Deliciei-me hoje com uma entrevista do Jornal das 9, na Sic Notícias, ao suposto porta-voz do suposto movimento "Verde Eufémia", conduzida por Mário Crespo, num estilo capaz de fazer inveja ao mais astuto inquisidor da Statsi e onde só faltava um parceiro a Crespo para, num jogo good cop/bad cop, sacarem Toda A Verdade ao ecologista franzino.
Foi cerca de meia hora, em directo, com um Mário Crespo a ponto de caramelo (estilo mais um segundo e esbofeteio-te, ó canalha comuna!) e um tal de Gualter Batista em ponto sem retorno (estilo este gajo no 6o Minutos parecia mais afável).
Foi um daqueles momentos televisivos que ficam para a história da comunicação: um pivot de dedo em riste, um auricular alto demais com um editor algures numa cabine prestes a estourar as cordas vocais, um entrevistado escorregadio como truta fresca e uma conversa de surdos.

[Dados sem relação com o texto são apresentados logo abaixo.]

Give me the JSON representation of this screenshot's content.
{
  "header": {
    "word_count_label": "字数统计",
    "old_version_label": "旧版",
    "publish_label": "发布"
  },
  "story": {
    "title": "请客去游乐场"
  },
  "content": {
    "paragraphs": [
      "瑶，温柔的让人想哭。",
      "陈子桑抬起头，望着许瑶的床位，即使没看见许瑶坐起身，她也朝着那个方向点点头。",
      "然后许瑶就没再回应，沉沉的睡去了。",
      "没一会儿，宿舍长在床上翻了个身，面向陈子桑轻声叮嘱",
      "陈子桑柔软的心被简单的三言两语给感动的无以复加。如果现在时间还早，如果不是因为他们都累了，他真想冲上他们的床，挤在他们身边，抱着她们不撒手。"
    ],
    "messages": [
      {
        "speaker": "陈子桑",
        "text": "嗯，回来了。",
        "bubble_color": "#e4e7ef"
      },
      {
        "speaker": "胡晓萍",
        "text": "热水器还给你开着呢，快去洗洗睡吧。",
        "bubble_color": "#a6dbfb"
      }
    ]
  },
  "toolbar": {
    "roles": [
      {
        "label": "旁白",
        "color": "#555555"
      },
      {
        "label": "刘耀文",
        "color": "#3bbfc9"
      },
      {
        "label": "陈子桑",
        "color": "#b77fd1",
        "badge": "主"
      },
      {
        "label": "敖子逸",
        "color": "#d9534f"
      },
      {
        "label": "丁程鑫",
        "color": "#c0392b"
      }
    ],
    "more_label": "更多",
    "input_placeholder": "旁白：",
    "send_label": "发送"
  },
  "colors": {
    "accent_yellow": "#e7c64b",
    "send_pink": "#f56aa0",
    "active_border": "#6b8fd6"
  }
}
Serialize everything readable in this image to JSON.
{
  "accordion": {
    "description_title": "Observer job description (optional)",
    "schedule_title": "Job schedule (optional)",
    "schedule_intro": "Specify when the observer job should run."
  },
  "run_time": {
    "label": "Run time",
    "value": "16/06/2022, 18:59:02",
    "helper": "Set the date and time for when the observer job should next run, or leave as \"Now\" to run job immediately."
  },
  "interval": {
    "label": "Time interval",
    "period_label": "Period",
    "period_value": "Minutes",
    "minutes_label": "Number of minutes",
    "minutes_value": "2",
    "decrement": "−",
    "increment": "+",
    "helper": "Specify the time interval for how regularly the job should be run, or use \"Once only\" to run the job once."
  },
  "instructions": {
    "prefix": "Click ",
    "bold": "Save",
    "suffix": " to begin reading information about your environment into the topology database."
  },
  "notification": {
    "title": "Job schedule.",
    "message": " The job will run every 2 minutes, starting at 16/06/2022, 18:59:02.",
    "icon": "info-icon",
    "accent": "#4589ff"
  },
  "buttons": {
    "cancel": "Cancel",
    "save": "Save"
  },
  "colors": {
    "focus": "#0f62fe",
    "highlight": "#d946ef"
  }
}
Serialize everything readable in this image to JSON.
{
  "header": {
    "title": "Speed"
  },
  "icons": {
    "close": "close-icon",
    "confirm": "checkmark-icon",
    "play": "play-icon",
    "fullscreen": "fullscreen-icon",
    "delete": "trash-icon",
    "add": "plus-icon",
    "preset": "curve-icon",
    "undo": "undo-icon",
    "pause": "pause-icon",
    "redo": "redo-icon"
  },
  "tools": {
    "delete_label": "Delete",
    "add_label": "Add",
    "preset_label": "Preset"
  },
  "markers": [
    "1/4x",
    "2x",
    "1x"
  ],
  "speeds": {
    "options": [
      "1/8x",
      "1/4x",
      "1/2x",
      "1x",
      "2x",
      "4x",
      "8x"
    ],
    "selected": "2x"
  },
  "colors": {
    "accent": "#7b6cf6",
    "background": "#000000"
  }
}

Obrigadinho.
Mas serviu de mote para uma reflexão sobre toda esta história dos tais activistas que destruiram cerca de um hectare de milho transgénico na Herdade da Lameira, Silves.
Não vou aqui desenrolar teorias sobre as benesses ou impactos negativos dos alimentos transgénicos, tanto mais que toda essa polémica ainda continua bem acesa e alvo de intensa discussão por parte dos especialistas - coisa que eu não sou.
Mas gostava de deixar umas sugestões à rapaziada da associação (chamar-se-ão eufemistas?), ao senhor Miguel Portas (que entretanto também se meteu ao barulho) e aos agricultores que investem neste género de cultivo.
Tomem notas:
1º Párem de chamar a estas iniciativas desportivas (são evidentemente provas todo-o-terreno) "acções de desobediência civil". Procurem nomes mais impactantes, poéticos, como "Exibição de Bio-terrorismo classe-média" ou "Campeonato de Galga-Milho para Mascarilhas". Desobediência Civil é tomar banho nas fontes públicas ou não lavar as mãos depois de urinar, por exemplo;
2º Por uma questão de credibilidade, arranjem um porta-voz que não se chame Gualter e que se pareça menos com um tesoureiro da associação de estudantes de escola de design. Procurem alguém mais impactante e contundente: ouvi dizer que o Manuel Subtil está disponível. Ou o Nel Monteiro, que serve sempre de ameaça suplementar;
3º Sejam coerentes e continuem a modelar todas as vossas acções pela filosofia que vos orienta. Podem entrar em churrascarias-rodízio e espetar garfos nos olhos dos clientes ou aproveitar a indumentária e ir pelas carruagens do Metro fora a roubar os telemóveis dos incautos passageiros (os telemóveis contribuem para o aquecimento global e emitem radiações). Ah, esqueçam esta última, recordo-me agora que isto já há quem faça (concerteza alguém da Quercus);
4º Uma grande técnica para conseguirem ainda mais tempo de antena televisivo é optar por homens-bomba, como os extremistas-muçulmanos (que não comem porco). Isso sim, é que era aviar campos de milho, além de dar um uso apropriado aos vossos associados;
5º Relembro por último aos agricultores visados que existe um remédio extraordinário contra jovens mimados armados em activistas greenpeace de trazer por casa, que é indolor para a quem a usa e que garante resultados fantásticos contra a invasão de propriedade privada, especialmente quando usada a curtas distâncias. Chama-se "caçadeira".